南極対流圏中の物質循環と大気酸化能の4次元像から気候変動への影響を探る

課題番号:AP1009
代表者:原圭一郎(福岡大学)

課題概要

春~初夏にかけての南極上空にはオゾンホールが出現します。オゾン層は太陽からの有害な紫外線を吸収する役割も果たしており、オゾンホールが出現すると地上までの紫外線量が増加します。大気中の光化学反応には紫外線が重要なため、紫外線量が増加すると、大気中の酸化剤の濃度と分布を変化させ、物質の循環に大きな影響を与えていることが予想されています。

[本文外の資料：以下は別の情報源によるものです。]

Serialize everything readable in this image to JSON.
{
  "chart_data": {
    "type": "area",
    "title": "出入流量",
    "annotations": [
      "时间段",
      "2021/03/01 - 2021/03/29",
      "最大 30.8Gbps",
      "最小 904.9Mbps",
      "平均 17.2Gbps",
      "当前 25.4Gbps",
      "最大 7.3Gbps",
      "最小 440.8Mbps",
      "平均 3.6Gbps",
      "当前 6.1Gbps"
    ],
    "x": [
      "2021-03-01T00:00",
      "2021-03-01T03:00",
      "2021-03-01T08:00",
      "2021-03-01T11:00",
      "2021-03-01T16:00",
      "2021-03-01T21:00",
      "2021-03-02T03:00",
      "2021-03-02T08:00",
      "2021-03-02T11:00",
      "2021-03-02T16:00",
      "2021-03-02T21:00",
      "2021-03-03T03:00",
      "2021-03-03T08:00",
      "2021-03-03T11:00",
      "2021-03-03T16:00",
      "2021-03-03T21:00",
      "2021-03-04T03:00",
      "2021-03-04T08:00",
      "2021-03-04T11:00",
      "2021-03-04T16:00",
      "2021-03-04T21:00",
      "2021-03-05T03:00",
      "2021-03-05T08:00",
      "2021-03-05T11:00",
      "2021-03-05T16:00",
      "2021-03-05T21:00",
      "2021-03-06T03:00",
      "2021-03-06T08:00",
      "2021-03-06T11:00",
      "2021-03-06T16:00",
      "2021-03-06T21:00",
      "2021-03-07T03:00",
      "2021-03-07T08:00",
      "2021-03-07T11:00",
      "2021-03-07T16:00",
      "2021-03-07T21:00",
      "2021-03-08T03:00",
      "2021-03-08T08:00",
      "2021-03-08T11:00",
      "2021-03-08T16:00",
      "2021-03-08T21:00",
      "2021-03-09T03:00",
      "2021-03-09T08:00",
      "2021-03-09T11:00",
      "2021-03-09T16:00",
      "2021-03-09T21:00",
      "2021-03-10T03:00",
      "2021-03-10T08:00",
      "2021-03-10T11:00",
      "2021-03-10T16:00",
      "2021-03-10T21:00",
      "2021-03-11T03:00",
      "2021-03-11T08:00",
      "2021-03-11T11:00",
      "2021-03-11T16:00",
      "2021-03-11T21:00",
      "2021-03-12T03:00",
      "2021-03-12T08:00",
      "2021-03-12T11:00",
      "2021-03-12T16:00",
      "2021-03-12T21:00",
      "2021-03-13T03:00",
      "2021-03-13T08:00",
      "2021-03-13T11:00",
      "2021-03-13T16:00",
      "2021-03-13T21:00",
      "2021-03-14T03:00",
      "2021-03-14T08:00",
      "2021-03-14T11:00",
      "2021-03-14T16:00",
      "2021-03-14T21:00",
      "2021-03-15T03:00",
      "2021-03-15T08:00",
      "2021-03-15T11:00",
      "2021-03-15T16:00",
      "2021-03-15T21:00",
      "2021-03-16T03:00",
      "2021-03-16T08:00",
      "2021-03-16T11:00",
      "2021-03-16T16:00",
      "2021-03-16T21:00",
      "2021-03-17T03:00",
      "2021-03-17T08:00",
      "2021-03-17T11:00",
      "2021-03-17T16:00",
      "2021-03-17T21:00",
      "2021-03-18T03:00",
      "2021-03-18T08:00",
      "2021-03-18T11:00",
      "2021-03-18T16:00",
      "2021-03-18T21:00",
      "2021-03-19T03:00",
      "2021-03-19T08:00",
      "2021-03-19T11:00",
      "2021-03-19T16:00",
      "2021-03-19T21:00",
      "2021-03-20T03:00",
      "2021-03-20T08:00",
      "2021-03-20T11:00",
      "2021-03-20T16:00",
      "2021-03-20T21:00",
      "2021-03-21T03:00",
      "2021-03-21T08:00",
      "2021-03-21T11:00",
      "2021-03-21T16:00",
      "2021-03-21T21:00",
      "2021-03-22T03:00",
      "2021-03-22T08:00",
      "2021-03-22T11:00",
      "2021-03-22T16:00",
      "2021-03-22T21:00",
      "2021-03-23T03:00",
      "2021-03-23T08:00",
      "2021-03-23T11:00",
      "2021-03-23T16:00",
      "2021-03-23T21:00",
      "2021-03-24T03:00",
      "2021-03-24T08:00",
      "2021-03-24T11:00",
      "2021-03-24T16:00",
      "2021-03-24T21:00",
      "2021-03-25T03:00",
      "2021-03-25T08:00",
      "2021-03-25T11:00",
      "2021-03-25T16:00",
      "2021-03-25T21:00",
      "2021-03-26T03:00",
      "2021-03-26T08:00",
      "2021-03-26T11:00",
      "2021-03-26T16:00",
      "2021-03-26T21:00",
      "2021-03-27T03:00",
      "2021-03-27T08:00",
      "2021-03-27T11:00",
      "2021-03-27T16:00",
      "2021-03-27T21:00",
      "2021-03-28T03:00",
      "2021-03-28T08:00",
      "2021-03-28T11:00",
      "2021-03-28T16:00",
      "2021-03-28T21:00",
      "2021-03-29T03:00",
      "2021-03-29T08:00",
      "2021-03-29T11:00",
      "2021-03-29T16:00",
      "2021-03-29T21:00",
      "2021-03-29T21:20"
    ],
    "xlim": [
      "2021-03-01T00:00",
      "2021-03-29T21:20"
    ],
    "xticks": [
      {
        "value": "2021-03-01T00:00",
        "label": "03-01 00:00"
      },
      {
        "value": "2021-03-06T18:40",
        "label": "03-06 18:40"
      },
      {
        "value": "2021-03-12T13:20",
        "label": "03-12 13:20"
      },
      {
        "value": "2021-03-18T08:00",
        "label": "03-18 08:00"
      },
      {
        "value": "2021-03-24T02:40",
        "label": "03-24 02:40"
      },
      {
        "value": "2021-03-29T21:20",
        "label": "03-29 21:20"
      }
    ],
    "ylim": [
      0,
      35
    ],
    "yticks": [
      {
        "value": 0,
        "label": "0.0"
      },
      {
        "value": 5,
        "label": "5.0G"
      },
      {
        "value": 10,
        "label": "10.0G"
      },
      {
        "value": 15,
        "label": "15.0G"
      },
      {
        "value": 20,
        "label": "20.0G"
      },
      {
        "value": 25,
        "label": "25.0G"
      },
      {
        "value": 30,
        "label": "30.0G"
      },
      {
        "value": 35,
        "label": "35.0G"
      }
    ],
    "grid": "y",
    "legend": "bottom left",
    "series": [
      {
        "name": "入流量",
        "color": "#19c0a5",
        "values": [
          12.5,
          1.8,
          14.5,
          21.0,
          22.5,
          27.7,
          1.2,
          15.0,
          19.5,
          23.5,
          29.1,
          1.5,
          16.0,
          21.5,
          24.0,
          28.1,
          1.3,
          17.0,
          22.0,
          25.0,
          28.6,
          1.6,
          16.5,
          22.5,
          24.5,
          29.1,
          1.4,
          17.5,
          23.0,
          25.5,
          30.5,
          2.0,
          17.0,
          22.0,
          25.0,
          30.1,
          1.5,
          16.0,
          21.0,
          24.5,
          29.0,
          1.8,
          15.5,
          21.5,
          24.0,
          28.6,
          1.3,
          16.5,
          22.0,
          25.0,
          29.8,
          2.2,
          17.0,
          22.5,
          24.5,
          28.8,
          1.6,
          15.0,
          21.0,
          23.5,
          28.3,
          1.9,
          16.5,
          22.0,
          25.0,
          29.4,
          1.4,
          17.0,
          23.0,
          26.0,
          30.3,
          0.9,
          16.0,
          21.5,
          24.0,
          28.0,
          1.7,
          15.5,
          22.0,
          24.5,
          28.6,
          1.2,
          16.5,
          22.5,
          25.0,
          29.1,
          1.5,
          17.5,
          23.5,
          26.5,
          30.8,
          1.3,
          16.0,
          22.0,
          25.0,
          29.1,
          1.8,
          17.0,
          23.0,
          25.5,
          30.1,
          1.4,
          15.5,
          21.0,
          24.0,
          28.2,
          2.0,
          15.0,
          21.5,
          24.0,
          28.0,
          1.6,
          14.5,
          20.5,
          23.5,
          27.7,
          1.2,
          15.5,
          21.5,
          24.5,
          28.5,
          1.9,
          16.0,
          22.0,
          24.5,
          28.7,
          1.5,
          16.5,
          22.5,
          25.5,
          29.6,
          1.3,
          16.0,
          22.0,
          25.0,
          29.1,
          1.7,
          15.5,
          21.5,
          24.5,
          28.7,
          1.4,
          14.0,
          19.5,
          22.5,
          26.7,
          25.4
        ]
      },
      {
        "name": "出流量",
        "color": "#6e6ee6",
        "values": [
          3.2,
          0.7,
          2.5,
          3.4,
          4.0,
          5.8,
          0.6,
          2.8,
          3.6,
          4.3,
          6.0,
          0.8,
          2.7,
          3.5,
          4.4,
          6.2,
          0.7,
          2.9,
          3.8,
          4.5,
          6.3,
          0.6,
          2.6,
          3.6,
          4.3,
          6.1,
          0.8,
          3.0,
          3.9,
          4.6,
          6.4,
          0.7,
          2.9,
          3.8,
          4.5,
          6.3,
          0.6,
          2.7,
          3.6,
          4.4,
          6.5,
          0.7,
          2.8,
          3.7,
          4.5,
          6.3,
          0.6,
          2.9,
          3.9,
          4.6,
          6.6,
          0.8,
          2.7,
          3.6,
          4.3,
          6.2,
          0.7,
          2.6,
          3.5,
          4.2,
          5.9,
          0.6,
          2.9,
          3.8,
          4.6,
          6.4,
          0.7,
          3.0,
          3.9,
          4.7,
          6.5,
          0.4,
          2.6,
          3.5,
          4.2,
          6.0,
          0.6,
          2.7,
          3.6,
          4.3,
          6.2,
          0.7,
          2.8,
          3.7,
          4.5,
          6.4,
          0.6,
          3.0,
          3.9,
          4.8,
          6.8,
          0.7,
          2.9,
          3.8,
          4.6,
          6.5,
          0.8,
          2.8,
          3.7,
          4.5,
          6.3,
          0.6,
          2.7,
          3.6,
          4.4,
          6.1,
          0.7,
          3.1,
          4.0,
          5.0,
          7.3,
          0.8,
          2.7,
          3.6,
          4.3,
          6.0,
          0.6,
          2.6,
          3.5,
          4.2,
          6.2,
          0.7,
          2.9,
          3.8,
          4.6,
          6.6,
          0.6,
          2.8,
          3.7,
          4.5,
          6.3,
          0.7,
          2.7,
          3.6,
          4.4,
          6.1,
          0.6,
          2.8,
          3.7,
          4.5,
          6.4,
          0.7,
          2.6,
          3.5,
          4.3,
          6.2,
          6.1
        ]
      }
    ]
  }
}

本研究では、オゾンホールによる大気中の物質循環過程の変化が気候変動に影響に与えているのか、その影響はどの程度なのかを理解することを目的としています。最近の研究からオゾンホールの規模が徐々に縮小を始めた兆しが確認されています。オゾンホールがなくなるのは約40年以上先になると予想されているため、オゾンホールがない状態の観測はまだできません。まず、現在の大気・雪氷中の物質の動きを観測し、3次元の物質循環過程を捉えます。オゾンホール出現前の状態を知るために、過去に積もった雪氷試料を採取し、分析することで、過去の大気質の復元も行います。過去と現在の大気中の物質循環過程を理解した上で、モデルにより大気中の物質の動きを再現し、オゾンホール出現前の過去~オゾンホールが出現する現在~オゾンホールなくなった未来の大気中の物質の動きを4次元的に捉えて、オゾンホールの出現・縮小が、南極大気中の物質循環過程に与える影響、それらが気候に与える影響を評価・予測することも目指しています。